With the currency markets moving every two seconds it can be very important when planning a currency transfer to be aware of what could impact exchange rates. Here we examine the factors that could affect Pound Sterling exchange rates over the next few days.
Yesterday it came as no surprise that the Bank of England voted to keep interest rates on hold at 0.5%. Eight of the nine members of the Bank of England’s Monetary Policy Committee continue to express concern that inflation will remain low and therefore are hesitant to change the base rate without the UK economy showing strong signs of improvement and hitting the growth target of 2%.
Inflation in the UK has now been negative for the second time in October reflecting on the poor performance of the UK economy and the difficulty the MPC (Monetary Policy Committee) have.
The reluctance to change interest rates has prevented Sterling from making any significant headway against any of its counterparts, specifically the Euro where several times this year GBP has found resistance above 1.42
Yesterday’s minutes implied that the Bank of England have intended on keeping The Pound weak for as long as possible. A stronger Pound makes imports cheaper, which is reflected in yesterday’s Trade Balance figures. The reading showed that imports had risen by 5.4% whereas exports had fallen by 1.6%.
Despite the UK economy showing a distinct lack of activity there is some signs of improvement which should be taken as a positive.
Unemployment is now down by over 5%, wages and house prices are rising, the Services and Retail Sector are in good health and over 175 thousand new jobs have been created. This data for the UK is positive and suggests that general confidence in a sustained recovery should still be high although Consumer Confidence has decreased by 0.2% this month.
There is little data out of any significance for the UK today so all eyes turn to next week’s US interest rate decision. I expect that there will be huge volatility in the run up to and during the event so if you wish to hedge your exposure to the markets and prevent losses incurred from the expected movement please call our friendly team of brokers now.

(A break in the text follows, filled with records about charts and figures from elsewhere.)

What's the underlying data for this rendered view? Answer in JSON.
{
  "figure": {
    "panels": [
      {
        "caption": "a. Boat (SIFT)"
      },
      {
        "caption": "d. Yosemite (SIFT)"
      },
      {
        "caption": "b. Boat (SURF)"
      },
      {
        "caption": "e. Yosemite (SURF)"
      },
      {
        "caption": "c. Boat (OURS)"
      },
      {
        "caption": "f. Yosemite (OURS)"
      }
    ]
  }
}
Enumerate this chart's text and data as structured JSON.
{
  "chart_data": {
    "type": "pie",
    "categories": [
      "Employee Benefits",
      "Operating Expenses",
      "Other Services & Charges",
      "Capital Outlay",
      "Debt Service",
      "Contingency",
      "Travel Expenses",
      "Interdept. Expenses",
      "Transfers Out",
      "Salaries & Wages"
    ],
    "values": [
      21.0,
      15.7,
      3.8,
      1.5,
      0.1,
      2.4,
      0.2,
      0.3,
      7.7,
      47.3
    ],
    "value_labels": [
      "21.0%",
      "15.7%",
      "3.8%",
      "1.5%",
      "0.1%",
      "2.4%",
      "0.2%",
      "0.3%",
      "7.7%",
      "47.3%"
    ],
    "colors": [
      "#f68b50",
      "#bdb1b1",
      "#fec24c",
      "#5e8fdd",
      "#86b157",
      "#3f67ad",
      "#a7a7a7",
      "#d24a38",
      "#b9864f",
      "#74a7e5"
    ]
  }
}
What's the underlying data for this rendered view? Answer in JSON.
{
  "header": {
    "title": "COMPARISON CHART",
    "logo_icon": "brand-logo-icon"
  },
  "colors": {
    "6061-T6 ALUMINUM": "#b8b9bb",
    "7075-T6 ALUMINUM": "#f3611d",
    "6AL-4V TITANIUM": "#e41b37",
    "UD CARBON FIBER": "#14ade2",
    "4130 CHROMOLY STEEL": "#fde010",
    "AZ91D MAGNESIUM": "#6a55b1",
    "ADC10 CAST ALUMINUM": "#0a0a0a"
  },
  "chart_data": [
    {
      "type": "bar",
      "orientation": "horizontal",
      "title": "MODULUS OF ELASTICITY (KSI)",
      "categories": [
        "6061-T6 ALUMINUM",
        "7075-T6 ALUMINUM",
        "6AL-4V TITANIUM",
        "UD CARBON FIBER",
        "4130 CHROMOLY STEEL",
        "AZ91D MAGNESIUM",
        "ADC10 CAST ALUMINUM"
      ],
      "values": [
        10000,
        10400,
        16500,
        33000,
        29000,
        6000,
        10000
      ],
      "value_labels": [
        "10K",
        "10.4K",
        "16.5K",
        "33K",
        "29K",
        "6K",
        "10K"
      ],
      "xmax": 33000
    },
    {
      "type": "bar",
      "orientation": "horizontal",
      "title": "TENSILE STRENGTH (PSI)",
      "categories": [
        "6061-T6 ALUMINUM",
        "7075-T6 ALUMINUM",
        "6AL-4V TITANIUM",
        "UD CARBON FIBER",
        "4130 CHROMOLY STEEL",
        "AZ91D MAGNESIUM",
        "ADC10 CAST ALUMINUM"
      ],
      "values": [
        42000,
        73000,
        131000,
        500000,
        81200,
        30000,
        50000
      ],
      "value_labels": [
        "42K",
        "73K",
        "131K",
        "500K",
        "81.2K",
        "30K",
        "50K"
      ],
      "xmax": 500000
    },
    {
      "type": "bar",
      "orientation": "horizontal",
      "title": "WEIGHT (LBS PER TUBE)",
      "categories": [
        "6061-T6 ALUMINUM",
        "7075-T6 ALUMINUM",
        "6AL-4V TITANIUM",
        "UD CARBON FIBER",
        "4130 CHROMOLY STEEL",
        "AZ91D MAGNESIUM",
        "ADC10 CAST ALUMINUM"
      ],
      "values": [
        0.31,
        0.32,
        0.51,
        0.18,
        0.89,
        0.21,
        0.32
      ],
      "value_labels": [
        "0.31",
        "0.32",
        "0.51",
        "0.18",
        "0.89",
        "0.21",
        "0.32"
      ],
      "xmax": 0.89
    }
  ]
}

Yesterday at 18:30 Governor of the Bank of England, Mark Carney spoke about his views on the current state of the UK economy. Carney implied that inflation levels will stay low until the second quarter of 2016 with low oil prices and a stronger Pound weighing down on the UK economy.
Those with GBP to sell must be mindful of the MPC’s commitment to a weaker Pound. With yesterday’s reading highlighting the effect of Sterling being up above 1.40 I would personally aim to sell off Pounds before their intentions are reflected on the exchange rates.